While Nvidia has mainly focused on robotics for physical AI applications, Gonzalez sees the field encompassing a broader set of use cases.

For example, he cited a startup he recently spoke to that is working with a utility company to speed up the process of inspecting power lines. This kind of work typically requires an inspector to drive hundreds of miles and look at power lines along the way to ensure there is not any rot within the wooden poles or any downed wires.

“With physical AI and using sensors and connectivity, you can install hardware to collect data from those areas, [monitoring] humidity in the ground to make sure this has not reached the level of humidity that we need to be concerned about,” he said.

The solution could also involve systems that can perform visual inspections, using AI to determine whether maintenance is needed, the analyst added.

“It'’ a combination of technologies that have really been around for a while, but now, because we have this new compute layer with artificial intelligence, we can start doing more of what we already have,” Gonzalez said.

How IoT Vendors Are Using GenAI And Agentic AI

While AI development is helping drive demand for IoT solutions, vendors are also introducing generative AI and agentic AI capabilities into these offerings to improve the way information is accessed and automate various processes.

For generative AI, this is showing up in IoT as a “natural language integration between the operator and the data,” letting users more quickly get insight, query dashboards and fetch information such as maintenance procedures, according to Gonzalez.

“Instead of having to have an operator go search and hunt down for a particular maintenance manual, well, they can just use a GenAI query within a platform and find what’s needed,” he said.

Agentic AI, on the other hand, represents “what a lot of IoT platforms are driving right now and really pushing to their customers,” said Gonzalez.

For instance, he pointed to industrial IoT vendors like Honeywell, Siemens and Aveva, which are all using AI agents to connect data points and run other types of processes autonomously.

“It’s about facilitating autonomous operations, providing recommended actions and analyzing the data on its own,” he said.

While Gonzalez said vendors are “seeing success” with such features, adoption has been very limited so far because customers need to have a “good data strategy” in order to take advantage of agentic AI for “this sort of autonomous level of operations.”

“They want to push this offering.

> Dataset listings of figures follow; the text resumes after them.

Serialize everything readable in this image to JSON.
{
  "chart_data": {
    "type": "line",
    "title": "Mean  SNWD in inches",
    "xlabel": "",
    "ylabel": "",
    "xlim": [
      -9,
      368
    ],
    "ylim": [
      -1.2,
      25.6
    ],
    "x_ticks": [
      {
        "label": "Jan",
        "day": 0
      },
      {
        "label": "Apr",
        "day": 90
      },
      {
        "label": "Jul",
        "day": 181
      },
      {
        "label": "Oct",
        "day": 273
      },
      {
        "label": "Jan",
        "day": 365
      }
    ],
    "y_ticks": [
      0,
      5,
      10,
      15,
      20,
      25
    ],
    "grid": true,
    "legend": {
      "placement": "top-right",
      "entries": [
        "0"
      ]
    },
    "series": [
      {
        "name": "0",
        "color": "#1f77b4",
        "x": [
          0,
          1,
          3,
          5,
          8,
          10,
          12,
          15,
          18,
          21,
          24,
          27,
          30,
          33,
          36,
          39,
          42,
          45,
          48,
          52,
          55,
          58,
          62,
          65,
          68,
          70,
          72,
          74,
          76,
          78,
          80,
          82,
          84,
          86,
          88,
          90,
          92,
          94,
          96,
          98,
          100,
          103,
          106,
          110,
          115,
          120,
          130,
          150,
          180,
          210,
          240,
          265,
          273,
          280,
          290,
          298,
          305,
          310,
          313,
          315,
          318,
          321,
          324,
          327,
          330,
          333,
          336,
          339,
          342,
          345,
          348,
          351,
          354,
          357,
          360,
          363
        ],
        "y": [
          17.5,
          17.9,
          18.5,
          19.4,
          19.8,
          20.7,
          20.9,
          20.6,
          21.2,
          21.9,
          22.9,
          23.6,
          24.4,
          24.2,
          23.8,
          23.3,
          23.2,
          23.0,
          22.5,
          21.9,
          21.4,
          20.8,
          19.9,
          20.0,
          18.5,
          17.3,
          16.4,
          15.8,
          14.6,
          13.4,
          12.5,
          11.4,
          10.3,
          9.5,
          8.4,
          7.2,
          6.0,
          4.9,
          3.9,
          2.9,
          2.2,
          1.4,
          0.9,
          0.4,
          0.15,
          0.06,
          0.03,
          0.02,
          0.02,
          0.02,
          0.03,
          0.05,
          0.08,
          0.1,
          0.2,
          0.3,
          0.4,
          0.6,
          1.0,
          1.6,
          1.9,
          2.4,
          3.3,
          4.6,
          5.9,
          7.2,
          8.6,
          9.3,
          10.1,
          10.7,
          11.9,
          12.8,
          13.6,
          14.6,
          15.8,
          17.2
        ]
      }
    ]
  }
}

Whether or not end users are ready for it is the question,” he said.

But even if agentic AI features gain more traction in the IoT market, Gonzalez does not expect such things to ever enable 100 percent autonomy.

“No agentic AI is completely operating on its own, and I don’t believe that, in my optimistic view of the human race, we will ever get to that level because at the end of the day, you still want to trust the human operator to make the final decision,” he said.